Хотя эта озабоченность остается для российского руководства главной, в последние годы оно также стало обращать особое внимание на расширение военной инфраструктуры НАТО в расположенных у границ РФ странах альянса. В соответствии с этим, доктрина определяет военные опасности, связанные с «приближением военной инфраструктуры стран – членов НАТО к границам Российской Федерации», а также с «развертыванием (наращиванием) воинских контингентов иностранных государств (групп государств) на территориях государств, сопредельных с Российской Федерацией и ее союзниками, а также в прилегающих акваториях, в том числе для политического и военного давления на Российскую Федерацию» (Военная доктрина Российской Федерации, пункты 12а и 12в).

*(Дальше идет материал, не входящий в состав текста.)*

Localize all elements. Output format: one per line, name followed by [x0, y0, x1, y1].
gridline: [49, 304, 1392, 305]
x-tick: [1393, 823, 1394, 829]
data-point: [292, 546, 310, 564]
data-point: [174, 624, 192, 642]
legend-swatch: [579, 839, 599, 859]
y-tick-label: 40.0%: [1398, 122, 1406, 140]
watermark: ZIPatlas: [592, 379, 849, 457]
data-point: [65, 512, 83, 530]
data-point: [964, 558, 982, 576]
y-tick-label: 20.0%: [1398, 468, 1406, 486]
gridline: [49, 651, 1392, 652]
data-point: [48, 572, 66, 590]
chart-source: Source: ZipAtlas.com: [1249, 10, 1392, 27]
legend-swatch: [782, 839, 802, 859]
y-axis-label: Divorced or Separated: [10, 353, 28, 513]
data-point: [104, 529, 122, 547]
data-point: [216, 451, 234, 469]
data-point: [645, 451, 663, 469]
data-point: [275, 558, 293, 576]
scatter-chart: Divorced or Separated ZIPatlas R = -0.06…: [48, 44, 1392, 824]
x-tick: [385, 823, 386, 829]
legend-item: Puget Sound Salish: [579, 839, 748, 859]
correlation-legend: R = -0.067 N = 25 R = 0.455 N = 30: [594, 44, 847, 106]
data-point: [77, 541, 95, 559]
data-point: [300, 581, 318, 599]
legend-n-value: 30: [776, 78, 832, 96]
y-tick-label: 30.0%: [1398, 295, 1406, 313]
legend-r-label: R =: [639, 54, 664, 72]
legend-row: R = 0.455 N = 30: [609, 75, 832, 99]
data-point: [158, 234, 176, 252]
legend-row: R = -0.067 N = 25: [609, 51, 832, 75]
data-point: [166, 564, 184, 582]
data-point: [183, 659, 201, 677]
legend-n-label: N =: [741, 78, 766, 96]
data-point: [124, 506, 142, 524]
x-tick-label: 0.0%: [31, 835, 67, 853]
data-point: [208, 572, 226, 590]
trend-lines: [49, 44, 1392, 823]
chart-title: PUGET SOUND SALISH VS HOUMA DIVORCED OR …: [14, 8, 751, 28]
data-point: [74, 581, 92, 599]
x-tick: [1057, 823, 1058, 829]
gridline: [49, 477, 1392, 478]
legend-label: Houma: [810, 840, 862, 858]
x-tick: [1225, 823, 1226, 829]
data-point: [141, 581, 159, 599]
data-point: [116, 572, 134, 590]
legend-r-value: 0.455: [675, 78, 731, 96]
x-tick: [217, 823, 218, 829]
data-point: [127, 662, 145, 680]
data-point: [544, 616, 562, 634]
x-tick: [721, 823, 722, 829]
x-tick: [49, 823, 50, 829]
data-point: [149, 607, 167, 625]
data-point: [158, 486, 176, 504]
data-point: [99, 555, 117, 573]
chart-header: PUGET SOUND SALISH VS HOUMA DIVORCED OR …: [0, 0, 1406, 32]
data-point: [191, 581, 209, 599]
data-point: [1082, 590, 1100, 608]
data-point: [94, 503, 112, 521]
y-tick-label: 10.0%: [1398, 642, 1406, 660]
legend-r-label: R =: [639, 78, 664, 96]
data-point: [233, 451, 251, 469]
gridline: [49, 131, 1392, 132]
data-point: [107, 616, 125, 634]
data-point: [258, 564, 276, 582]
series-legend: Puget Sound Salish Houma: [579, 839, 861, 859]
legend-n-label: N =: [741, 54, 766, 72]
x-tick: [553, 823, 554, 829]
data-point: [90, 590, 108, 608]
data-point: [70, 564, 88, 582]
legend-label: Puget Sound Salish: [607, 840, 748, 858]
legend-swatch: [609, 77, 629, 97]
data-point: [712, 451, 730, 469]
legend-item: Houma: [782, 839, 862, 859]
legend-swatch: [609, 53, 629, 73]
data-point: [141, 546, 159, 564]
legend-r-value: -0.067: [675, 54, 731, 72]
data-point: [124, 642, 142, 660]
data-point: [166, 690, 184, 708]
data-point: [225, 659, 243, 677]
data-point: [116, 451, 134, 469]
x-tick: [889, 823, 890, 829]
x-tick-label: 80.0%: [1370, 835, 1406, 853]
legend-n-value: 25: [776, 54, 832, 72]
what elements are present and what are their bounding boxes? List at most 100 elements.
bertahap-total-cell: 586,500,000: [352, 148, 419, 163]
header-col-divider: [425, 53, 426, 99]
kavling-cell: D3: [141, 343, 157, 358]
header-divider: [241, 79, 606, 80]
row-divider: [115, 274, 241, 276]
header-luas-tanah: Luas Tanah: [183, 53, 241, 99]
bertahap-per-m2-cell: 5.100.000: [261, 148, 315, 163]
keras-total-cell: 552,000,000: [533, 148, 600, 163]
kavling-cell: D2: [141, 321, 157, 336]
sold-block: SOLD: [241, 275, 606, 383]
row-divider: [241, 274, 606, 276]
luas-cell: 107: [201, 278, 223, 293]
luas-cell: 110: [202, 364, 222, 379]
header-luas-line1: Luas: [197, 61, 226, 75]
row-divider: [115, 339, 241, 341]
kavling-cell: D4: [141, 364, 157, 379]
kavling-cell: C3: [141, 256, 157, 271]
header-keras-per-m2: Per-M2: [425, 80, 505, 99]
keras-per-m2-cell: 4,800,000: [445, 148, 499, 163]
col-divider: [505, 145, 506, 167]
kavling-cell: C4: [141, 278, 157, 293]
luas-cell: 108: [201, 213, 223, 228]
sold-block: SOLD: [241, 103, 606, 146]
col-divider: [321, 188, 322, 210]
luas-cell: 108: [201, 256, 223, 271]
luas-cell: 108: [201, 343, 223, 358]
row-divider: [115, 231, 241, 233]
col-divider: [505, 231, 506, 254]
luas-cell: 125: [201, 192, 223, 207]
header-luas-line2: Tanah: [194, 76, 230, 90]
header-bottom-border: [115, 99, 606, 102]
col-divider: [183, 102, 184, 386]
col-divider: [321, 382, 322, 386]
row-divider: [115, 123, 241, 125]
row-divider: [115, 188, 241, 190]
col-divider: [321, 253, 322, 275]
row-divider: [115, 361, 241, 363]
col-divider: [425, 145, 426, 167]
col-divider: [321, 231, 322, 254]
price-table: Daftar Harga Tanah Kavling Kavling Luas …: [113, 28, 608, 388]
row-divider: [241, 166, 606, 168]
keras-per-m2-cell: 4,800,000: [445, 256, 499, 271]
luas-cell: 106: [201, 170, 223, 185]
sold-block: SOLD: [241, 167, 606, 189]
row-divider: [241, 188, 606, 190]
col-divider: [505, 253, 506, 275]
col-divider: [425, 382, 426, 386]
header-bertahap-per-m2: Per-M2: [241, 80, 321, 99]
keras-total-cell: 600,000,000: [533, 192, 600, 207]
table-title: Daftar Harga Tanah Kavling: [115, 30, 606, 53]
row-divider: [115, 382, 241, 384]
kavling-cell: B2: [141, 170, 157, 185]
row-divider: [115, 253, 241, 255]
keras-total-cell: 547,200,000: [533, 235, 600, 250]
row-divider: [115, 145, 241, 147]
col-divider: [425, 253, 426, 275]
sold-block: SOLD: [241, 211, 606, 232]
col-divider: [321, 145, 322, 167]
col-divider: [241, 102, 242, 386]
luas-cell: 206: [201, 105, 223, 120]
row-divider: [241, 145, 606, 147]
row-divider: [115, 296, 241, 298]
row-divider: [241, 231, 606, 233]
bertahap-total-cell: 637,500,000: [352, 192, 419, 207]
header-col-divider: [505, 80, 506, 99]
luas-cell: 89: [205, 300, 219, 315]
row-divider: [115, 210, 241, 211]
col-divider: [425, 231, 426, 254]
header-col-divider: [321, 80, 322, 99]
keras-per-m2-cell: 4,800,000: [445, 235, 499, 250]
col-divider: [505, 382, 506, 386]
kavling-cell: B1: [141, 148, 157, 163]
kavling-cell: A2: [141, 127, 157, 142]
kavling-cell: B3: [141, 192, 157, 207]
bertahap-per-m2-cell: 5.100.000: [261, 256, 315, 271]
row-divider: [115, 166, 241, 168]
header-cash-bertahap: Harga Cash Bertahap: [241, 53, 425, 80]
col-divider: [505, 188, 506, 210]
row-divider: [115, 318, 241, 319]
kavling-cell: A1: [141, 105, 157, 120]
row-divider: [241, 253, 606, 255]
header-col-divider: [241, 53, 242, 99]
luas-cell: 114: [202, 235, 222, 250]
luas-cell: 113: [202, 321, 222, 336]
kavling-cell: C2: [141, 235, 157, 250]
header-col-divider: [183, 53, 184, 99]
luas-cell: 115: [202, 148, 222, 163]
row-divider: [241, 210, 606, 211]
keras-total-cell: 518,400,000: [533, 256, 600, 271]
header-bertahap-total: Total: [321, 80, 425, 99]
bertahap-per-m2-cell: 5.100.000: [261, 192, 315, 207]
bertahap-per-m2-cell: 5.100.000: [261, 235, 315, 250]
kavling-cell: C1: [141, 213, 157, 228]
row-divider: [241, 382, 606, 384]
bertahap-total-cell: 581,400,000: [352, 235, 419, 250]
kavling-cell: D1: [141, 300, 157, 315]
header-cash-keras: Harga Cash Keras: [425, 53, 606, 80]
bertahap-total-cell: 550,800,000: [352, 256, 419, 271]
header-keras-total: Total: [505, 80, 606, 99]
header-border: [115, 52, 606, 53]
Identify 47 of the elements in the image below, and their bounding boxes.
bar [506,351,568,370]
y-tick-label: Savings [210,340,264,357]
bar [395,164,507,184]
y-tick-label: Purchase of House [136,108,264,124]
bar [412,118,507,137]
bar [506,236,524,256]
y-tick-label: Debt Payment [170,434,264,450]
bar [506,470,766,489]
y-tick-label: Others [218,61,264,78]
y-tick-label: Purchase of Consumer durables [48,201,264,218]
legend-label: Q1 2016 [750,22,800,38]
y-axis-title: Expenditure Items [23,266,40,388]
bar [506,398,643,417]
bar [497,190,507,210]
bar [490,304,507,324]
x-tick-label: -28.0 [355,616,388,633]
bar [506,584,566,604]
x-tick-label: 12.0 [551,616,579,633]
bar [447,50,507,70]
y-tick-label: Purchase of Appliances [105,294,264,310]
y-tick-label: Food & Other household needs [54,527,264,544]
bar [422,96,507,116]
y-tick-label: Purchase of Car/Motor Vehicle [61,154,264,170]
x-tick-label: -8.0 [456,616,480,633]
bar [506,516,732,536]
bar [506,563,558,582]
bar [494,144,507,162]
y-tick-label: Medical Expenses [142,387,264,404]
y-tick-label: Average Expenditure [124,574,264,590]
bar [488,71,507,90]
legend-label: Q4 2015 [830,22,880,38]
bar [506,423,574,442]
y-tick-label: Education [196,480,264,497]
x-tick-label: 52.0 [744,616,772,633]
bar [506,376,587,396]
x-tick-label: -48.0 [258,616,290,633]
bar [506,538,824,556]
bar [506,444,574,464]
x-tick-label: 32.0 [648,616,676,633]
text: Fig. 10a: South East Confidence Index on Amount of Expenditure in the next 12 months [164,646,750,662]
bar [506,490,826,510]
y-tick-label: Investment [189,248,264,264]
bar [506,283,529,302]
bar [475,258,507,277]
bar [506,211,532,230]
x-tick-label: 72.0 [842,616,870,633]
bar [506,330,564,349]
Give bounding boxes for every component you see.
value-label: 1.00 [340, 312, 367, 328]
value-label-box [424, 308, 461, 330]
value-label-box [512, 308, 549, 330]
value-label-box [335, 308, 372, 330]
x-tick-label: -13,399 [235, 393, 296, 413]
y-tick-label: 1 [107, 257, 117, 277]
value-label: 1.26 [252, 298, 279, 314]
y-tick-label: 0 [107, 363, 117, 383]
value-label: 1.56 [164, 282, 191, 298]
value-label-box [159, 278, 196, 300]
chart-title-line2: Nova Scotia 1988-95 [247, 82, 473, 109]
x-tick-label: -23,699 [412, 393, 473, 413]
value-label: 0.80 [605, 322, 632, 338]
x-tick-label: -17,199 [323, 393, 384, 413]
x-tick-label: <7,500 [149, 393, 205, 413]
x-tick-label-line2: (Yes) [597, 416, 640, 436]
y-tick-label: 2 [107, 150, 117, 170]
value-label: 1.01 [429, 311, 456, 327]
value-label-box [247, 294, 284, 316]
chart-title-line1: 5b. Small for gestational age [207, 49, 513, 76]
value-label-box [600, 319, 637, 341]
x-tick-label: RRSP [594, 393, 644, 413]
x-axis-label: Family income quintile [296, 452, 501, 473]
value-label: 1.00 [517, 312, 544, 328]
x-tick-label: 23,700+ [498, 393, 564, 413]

Военная доктрина 2014 года была первым официальным документом, обозначившим в качестве военной угрозы организуемую извне смену режима. В последние годы эту угрозу часто упоминали как наиболее серьезную из стоящих перед руководством страны, однако при этом ранее ее не трактовали в качестве военной угрозы. Упомянув в качестве внешних военных опасностей «дестабилизацию обстановки в отдельных государствах и регионах и подрыв глобальной и региональной стабильности», а также «установление в государствах, сопредельных с Российской Федерацией, режимов, в том числе в результате свержения легитимных органов государственной власти, политика которых угрожает интересам Российской Федерации», Москва подчеркнула, что считает смену режимов плодом секретных планов, разработанных за границей: в первую очередь в США и в являющихся их союзниками странах (Военная доктрина Российской Федерации, пункты 12б, 12н).

Как утверждают российские руководители, такого рода планы включают в себя множество составляющих. Установление враждебных режимов в сопредельных с Российской Федерацией государствах посредством свержения легитимных органов государственной власти рассматривается как часть кампании по устранению влияния РФ на ее соседей, которые являются жизненно важными для безопасности РФ. Кроме того, оппоненты России стремятся посеять хаос в зарубежных странах, чтобы создать повод для вмешательства и установления в них прозападных правительств. При этом, хотя данные усилия предпринимаются, по большей части, за пределами России, их конечная цель состоит в ослаблении российского правительства для создания возможности смены режима Путина таким режимом, который будет больше прислушиваться к требованиям Запада. Помимо военных и политических средств для достижения этих целей, российские руководители озабочены использованием приемов информационной войны для ослабления суверенитета РФ, ее «политической независимости, территориальной целостности» (Военная доктрина Российской Федерации, 12м). Все это является составляющей общего акцента на внутренние угрозы и на роль государственной политики в противодействии вмешательству Запада во внутренние дела России.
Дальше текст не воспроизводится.